I realize that the risks of being in an airplane crash are vanishingly small compared to many other everyday risks to life and limb. I drive on LA freeways, for instance — not that I don’t think about that risk as well.

But there is something about airplane crashes that hit a primal chord in a lot of people and it seems to affect me more and more. (I think most of us get more fearful as we age — not one of the more attractive aspects of getting older.) Anyway, this piece is about the Air France crash from a couple of years ago, in which a 747 flying from Rio to Paris seemingly disappeared off the face of the earth. They found the black boxes recently and made a chilling discovery about the cause:

Air France 447 was operating with three pilots: a captain, who was the most senior crewmember, and two co-pilots. At any given time, two of them were required to be in the cockpit, seated at the pair of seats equipped with controls. Four hours into the flight, the captain went to take a nap, leaving the flying of the plane to the more junior of the co-pilots, Pierre-Cédric Bonin. Sitting beside him was the other co-pilot, David Robert.

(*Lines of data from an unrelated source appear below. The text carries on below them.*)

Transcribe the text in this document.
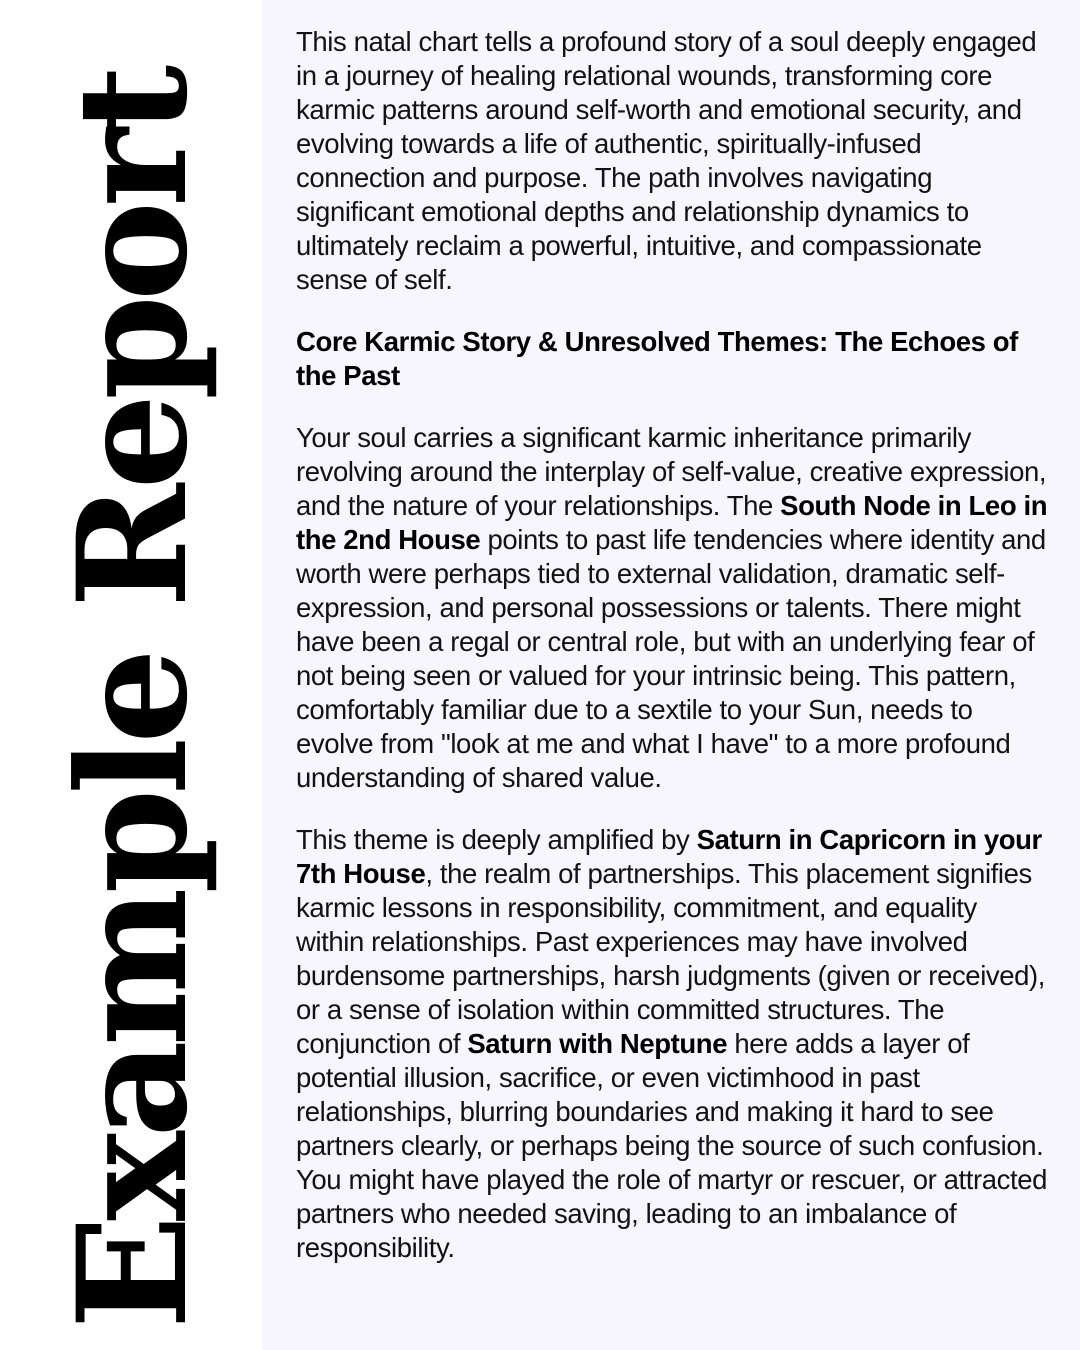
Example Report

This natal chart tells a profound story of a soul deeply engaged in a journey of healing relational wounds, transforming core karmic patterns around self-worth and emotional security, and evolving towards a life of authentic, spiritually-infused connection and purpose. The path involves navigating significant emotional depths and relationship dynamics to ultimately reclaim a powerful, intuitive, and compassionate sense of self.

Core Karmic Story & Unresolved Themes: The Echoes of the Past

Your soul carries a significant karmic inheritance primarily revolving around the interplay of self-value, creative expression, and the nature of your relationships. The South Node in Leo in the 2nd House points to past life tendencies where identity and worth were perhaps tied to external validation, dramatic self-expression, and personal possessions or talents. There might have been a regal or central role, but with an underlying fear of not being seen or valued for your intrinsic being. This pattern, comfortably familiar due to a sextile to your Sun, needs to evolve from "look at me and what I have" to a more profound understanding of shared value.

This theme is deeply amplified by Saturn in Capricorn in your 7th House, the realm of partnerships. This placement signifies karmic lessons in responsibility, commitment, and equality within relationships. Past experiences may have involved burdensome partnerships, harsh judgments (given or received), or a sense of isolation within committed structures. The conjunction of Saturn with Neptune here adds a layer of potential illusion, sacrifice, or even victimhood in past relationships, blurring boundaries and making it hard to see partners clearly, or perhaps being the source of such confusion. You might have played the role of martyr or rescuer, or attracted partners who needed saving, leading to an imbalance of responsibility.
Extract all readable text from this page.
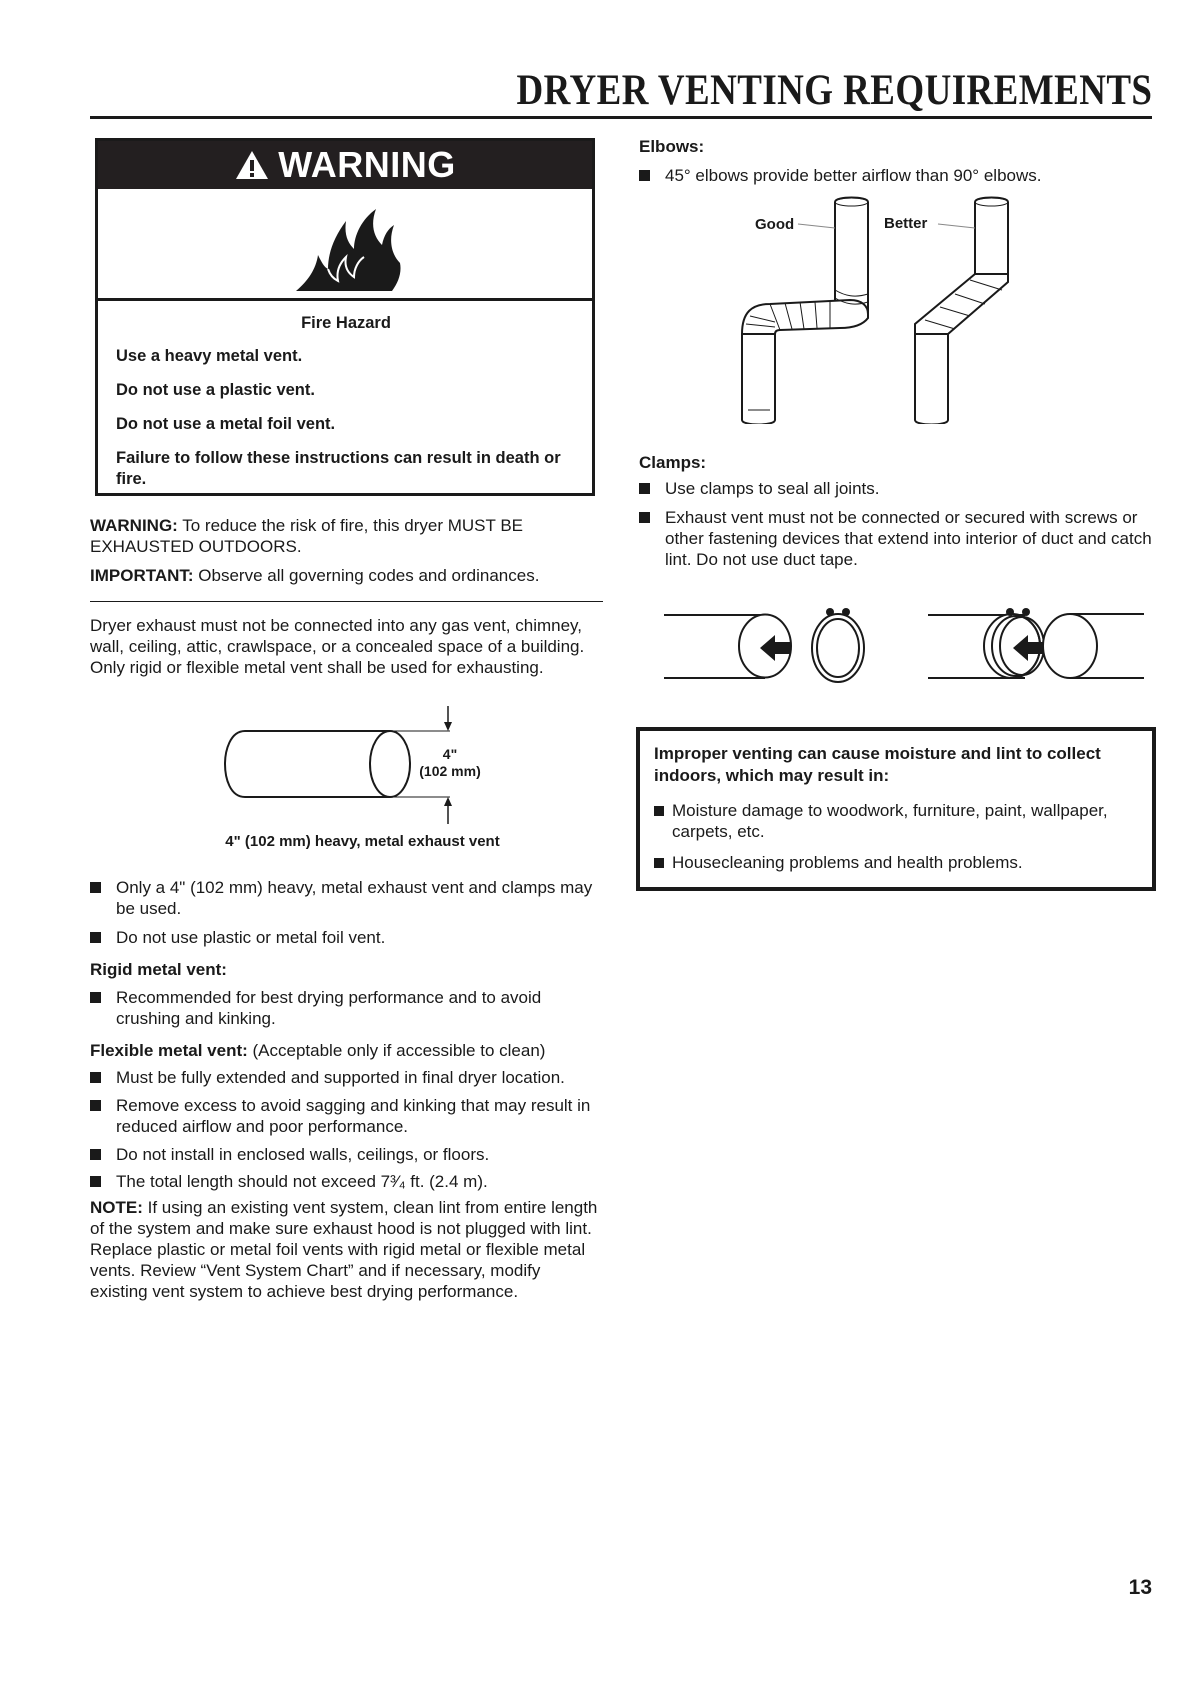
DRYER VENTING REQUIREMENTS
WARNING

Fire Hazard

Use a heavy metal vent.

Do not use a plastic vent.

Do not use a metal foil vent.

Failure to follow these instructions can result in death or fire.

WARNING: To reduce the risk of fire, this dryer MUST BE EXHAUSTED OUTDOORS.
IMPORTANT: Observe all governing codes and ordinances.
Dryer exhaust must not be connected into any gas vent, chimney, wall, ceiling, attic, crawlspace, or a concealed space of a building. Only rigid or flexible metal vent shall be used for exhausting.
4"
(102 mm)
4" (102 mm) heavy, metal exhaust vent
Only a 4" (102 mm) heavy, metal exhaust vent and clamps may be used.
Do not use plastic or metal foil vent.
Rigid metal vent:
Recommended for best drying performance and to avoid crushing and kinking.
Flexible metal vent: (Acceptable only if accessible to clean)
Must be fully extended and supported in final dryer location.
Remove excess to avoid sagging and kinking that may result in reduced airflow and poor performance.
Do not install in enclosed walls, ceilings, or floors.
The total length should not exceed 7³⁄₄ ft. (2.4 m).
NOTE: If using an existing vent system, clean lint from entire length of the system and make sure exhaust hood is not plugged with lint. Replace plastic or metal foil vents with rigid metal or flexible metal vents. Review “Vent System Chart” and if necessary, modify existing vent system to achieve best drying performance.
Elbows:
45° elbows provide better airflow than 90° elbows.
Good	Better
Clamps:
Use clamps to seal all joints.
Exhaust vent must not be connected or secured with screws or other fastening devices that extend into interior of duct and catch lint. Do not use duct tape.
Improper venting can cause moisture and lint to collect indoors, which may result in:
Moisture damage to woodwork, furniture, paint, wallpaper, carpets, etc.
Housecleaning problems and health problems.
13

The crisis began mere minutes later, when the plane flew into clouds roiling up from a large tropical thunderstorm, and the moisture condensed and froze on the plane’s external air-speed sensors. In response, the autopilot disengaged. For a few minutes, the pilots had no way of knowing how fast they were going, and had to fly the plane by hand — something, crucially, that Bonin had no experience doing at that altitude.

The proper thing for Bonin to have done would have been to keep the plane flying level and to have Robert refer to a relevant checklist to sort out their airspeed problems. Instead, neither man consulted a checklist and Bonin pulled back on the controls, causing the airplane to climb and lose airspeed. Soon, he had put the plane into an aerodynamic stall, which means that the wings had lost their ability to generate lift. Even with engines at full power, the Airbus began to plummet toward the ocean.

As the severity of their predicament became more and more apparent, the pilots were unable to reason through the cause of their situation. Despite numerous boldfaced clues to the nature of their problem — including a stall-warning alarm that blared 75 times — they were simply baffled. As Robert put it, after the captain had hurried back to the cockpit, “We’ve totally lost control of the plane. We don’t understand at all… We’ve tried everything.”

Psychologists who study performance under pressure are well aware of the phenomenon of “brain freeze,” the inability of the human mind to engage in complex reasoning in the grip of intense fear. It appears that arousal of the amygdala causes a partial shutdown of the frontal cortex, so that it becomes possible to engage only in instinctive or well-learned behaviour.

In the case of Air France 447, it appears that Bonin, in his panic, completely forgot one of the most basic tenets of flight training: when at risk of a stall, never pull back on the controls. Instead, he held back the controls in a kind of panicked death-grip all the way down to the ocean. Ironically, if he had simply taken his hands away, the plane would have regained speed and started flying again.

Creepy, no?

Again, the risks of this happening to you are practically nil. But the description of that circumstance is chilling.

Ironically, as the industry has automated many more of the pilot functions due to this “brain freeze” phenomenon the pilots have less actual experience flying planes and are more subject to it. According to the author of the piece, it is going to lead to planes being completely automated. I’m not sure why this is a good thing.